“If you haven’t used the latest Codex computer use feature, it’s amazing — because I don’t need APIs anymore. I gave it a task and it figured out what it needed to do, where it needed to click. I was just blown away. It’s the first time I felt like: wow, now I really have an assistant.” — Donald Kihenja

Session context: 2026-06-04_Mastermind — Donald shared a discovery he’d made with Codex’s computer-use feature: GoHighLevel doesn’t expose the specific API he needed, but instead of hitting a wall, he had Codex navigate the GHL interface directly — clicking through menus, building workflows, running an inventory of tags and webhooks — while Donald did other work.

Core Idea

Most AI-assisted automation assumes the target platform has a usable API. When it doesn’t, the standard options are bad: manual work, third-party integrations that may not cover your edge cases, or screen-scraping scripts that break when the UI changes. The computer-use feature now available in Codex (and Claude Desktop, and Perplexity) creates a fourth option: give the AI a task, let it navigate the interface as a human would, and come back when it’s done.

The core unlock: the AI already knows how to use most software. It doesn’t need to be trained on GoHighLevel or WordPress or any specific platform — it recognizes interfaces by sight, understands conventions, and figures out where to click. Donald gave it a task (“do a full inventory of my GHL: all tags, all URLs, all APIs”), pointed it at the platform, and it ran — opening its own Chrome session, navigating menus, extracting what it found. Donald ran the session at 90 minutes and watched the fans spin on a second screen.

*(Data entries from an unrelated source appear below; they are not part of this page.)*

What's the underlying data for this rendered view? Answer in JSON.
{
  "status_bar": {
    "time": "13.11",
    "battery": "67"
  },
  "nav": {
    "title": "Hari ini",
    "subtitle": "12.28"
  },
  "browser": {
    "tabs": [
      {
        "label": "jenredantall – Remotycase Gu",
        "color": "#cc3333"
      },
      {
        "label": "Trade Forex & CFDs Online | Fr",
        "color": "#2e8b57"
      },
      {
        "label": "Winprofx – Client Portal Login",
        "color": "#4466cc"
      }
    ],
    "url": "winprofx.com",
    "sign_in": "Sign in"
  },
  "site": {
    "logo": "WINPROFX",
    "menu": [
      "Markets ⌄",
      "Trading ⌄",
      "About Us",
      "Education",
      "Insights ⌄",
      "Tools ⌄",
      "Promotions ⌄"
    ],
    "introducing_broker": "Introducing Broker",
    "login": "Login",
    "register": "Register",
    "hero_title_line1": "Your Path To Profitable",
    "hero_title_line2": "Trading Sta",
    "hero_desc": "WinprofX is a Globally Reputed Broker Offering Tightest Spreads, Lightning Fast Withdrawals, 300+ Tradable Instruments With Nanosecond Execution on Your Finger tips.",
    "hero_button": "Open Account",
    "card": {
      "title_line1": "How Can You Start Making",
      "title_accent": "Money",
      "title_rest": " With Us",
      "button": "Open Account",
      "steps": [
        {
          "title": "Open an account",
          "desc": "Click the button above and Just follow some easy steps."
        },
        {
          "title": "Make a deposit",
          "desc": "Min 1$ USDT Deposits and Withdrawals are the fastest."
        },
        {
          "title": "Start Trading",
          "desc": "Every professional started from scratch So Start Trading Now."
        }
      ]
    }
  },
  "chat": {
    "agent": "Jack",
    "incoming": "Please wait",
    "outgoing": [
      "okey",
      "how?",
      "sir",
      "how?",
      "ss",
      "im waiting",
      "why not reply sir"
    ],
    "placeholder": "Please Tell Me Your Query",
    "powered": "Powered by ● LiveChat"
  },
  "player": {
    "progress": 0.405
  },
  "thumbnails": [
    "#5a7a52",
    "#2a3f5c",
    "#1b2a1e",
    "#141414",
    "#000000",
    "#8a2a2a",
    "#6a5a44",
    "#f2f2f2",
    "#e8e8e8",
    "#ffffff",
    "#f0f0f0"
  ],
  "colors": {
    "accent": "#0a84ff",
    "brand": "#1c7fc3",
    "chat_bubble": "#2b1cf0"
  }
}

The parallel execution model: While Codex was navigating GHL, Donald was in Claude planning the next phase. Because each tool waits while the other runs, neither session burns tokens idle. The effective result is a two-person team — one planning, one executing — that doesn’t exhaust either model’s rate limit.

What this changes for non-technical users: Platform complexity used to be a blocker. “GoHighLevel doesn’t expose this API” meant the automation was impossible. Now it means the automation takes longer. The difference between “can’t” and “slow” is the difference between a dead end and a workflow.

Lou’s note on security: computer use means an agent has access to your screen and can click anything. This is powerful and carries real risk — especially after a malware incident. His approach: dedicate a specific machine (or sandbox) for computer-use tasks, isolated from financial tools and sensitive data. Approve each step before it executes if the task is sensitive.

Practical Application

To use computer use for platform navigation:

  1. Plan in Claude (or Opus): give it the platform you need to automate, describe what you want done, ask for a clear task specification.
  2. Hand the spec to Codex: paste the plan and say “execute this using computer use.” Start it and set it aside — the speed is comparable to how long you’d spend doing it manually.
  3. Review the report: when it finishes, it returns what it did and what it found. Review and hand back to Claude for the next step.

For routine tasks (like Donald’s GHL inventory), this can run in the background while you do higher-leverage work. For sensitive tasks (financial, communications), enable step-approval mode so nothing executes without your confirmation.

Where it shines most: Any platform that frequently changes its UI, has deep menus, or deliberately limits API access. WordPress, GoHighLevel, CRMs, project management tools — anywhere you’d spend 30 minutes clicking through settings to find one thing.

Evolution Across Sessions

Builds on Insight - Opus Plans, Codex Executes — A Cross-Model Division of Labor for Building (2026-05-28), which established the cross-model split for code development. New development: this session extends the pattern to UI navigation — Codex doesn’t just execute code, it executes platform interactions that previously required a human or a brittle scraper. The parallel-token model (Claude plans while Codex navigates) is also new here as a practical workflow, not just a conceptual split.